Weather identification using models based on deep learning
Abstract
Accurate weather forecasting is increasingly crucial as climate change intensifies the unpredictability of weather patterns, posing challenges to traditional forecasting models reliant on human observation or numerical methods. Researchers are working on precise weather forecasting to improve our preparedness, enabling fast response to any disaster. Among other techniques, deep learning is a prudent method to predict weather forecasts since it can automatically learn and train from a vast amount of data to generate and portray accurate features of an incident. This study evaluates deep learning techniques for weather forecasting based on different meteorological characteristics. This paper examines a few weather variables to evaluate the prediction performance of several deep learning solutions using TensorFlow and pre-trained Keras applications models. For this purpose, the top ten accuracy-based deep learning model architectures have been investigated and evaluated. The operation of each model is distinct.

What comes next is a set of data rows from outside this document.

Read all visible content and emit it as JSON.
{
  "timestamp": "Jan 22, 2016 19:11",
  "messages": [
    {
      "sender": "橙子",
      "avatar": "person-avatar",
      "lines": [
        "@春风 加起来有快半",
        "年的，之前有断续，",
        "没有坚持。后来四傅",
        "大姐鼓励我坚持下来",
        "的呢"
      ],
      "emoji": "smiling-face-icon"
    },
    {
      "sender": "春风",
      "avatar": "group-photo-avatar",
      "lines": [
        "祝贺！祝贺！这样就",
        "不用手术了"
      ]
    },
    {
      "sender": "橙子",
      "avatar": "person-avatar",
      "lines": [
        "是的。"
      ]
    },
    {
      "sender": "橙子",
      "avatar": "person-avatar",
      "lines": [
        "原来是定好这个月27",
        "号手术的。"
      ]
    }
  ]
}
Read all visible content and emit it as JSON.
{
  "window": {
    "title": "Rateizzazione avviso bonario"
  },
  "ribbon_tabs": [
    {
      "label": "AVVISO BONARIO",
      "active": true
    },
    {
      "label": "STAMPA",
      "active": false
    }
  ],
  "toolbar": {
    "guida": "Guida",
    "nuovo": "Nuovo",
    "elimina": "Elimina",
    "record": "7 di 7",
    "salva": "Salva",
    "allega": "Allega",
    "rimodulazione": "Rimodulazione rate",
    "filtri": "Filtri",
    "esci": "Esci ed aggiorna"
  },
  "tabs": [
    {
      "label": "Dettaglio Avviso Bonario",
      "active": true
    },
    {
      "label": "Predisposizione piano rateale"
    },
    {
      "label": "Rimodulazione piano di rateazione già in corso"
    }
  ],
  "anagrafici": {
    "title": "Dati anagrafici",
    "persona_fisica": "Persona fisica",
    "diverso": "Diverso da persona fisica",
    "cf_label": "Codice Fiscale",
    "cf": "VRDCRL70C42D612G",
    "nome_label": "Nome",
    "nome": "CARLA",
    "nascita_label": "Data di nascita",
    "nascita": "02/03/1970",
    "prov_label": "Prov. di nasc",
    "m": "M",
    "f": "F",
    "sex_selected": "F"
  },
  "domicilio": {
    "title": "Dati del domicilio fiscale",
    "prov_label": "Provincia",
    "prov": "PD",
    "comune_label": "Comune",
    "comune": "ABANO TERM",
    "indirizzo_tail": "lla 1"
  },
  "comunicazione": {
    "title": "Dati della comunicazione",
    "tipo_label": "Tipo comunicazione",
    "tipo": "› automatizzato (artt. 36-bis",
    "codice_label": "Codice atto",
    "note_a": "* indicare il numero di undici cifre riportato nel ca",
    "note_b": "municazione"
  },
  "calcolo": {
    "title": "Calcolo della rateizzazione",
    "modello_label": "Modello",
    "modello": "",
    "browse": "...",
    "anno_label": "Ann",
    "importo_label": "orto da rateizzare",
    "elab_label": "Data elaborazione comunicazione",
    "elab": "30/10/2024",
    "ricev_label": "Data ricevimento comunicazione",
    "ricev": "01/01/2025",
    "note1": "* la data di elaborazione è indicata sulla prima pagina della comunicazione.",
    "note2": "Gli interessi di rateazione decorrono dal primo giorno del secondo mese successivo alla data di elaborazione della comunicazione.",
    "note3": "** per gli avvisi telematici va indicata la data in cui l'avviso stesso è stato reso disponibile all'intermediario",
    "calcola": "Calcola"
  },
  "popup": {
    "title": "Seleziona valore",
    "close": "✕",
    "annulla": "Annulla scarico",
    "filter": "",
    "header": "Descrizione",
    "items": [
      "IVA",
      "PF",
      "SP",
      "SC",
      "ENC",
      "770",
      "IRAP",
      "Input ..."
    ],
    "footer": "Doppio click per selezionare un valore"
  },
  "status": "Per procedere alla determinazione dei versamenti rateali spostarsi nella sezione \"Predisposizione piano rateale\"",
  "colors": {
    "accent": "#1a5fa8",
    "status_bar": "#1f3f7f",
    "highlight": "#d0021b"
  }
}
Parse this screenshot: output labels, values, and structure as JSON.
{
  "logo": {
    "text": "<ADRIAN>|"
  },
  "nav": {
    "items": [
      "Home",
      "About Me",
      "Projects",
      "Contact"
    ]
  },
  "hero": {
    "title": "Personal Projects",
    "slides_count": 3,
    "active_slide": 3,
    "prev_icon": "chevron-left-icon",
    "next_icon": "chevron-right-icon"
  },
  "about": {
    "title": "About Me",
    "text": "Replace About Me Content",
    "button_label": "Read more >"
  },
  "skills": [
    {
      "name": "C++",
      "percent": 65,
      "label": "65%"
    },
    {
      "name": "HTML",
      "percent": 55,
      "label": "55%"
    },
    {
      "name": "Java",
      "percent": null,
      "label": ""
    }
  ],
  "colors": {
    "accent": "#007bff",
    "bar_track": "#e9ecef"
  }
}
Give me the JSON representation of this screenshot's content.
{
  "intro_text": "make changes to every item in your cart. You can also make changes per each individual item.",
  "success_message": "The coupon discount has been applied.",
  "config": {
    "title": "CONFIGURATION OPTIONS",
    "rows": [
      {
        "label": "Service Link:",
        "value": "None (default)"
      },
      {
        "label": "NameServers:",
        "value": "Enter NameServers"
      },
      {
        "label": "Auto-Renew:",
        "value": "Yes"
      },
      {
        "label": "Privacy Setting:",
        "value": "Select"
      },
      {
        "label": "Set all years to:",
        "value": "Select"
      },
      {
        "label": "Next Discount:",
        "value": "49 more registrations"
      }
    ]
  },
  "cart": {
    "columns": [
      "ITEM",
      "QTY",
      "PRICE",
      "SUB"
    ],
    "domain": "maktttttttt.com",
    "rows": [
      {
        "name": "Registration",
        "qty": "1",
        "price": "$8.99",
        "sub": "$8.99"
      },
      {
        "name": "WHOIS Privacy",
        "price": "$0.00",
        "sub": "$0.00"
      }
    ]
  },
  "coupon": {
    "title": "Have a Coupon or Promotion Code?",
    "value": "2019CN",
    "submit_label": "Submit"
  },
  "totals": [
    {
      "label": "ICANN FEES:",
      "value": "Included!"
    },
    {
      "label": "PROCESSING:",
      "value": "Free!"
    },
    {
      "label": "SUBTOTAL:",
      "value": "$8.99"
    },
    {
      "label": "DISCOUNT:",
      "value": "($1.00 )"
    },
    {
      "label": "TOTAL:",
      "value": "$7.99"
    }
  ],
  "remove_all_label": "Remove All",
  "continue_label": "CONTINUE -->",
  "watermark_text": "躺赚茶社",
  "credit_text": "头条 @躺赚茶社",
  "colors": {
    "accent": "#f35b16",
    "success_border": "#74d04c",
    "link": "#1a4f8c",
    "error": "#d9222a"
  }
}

Models like EfficientNetB7, ResNet, MobileNet, VGG19, Xception Inception, ResNetV2, and VGG16 employ a combination of image classification and deep learning models to predict the weather. The WEAPD dataset of 6877 images representing 11 weather phenomena categories was utilized, and the models were trained and validated using an 80:10:10 split. Predictions, extraction of features, and fine-tuning of models were achieved with an accuracy of up to 83.39%. Most models performed well in image classification, enhancing the proposed framework and achieving significant precision in generating weather photos and reports.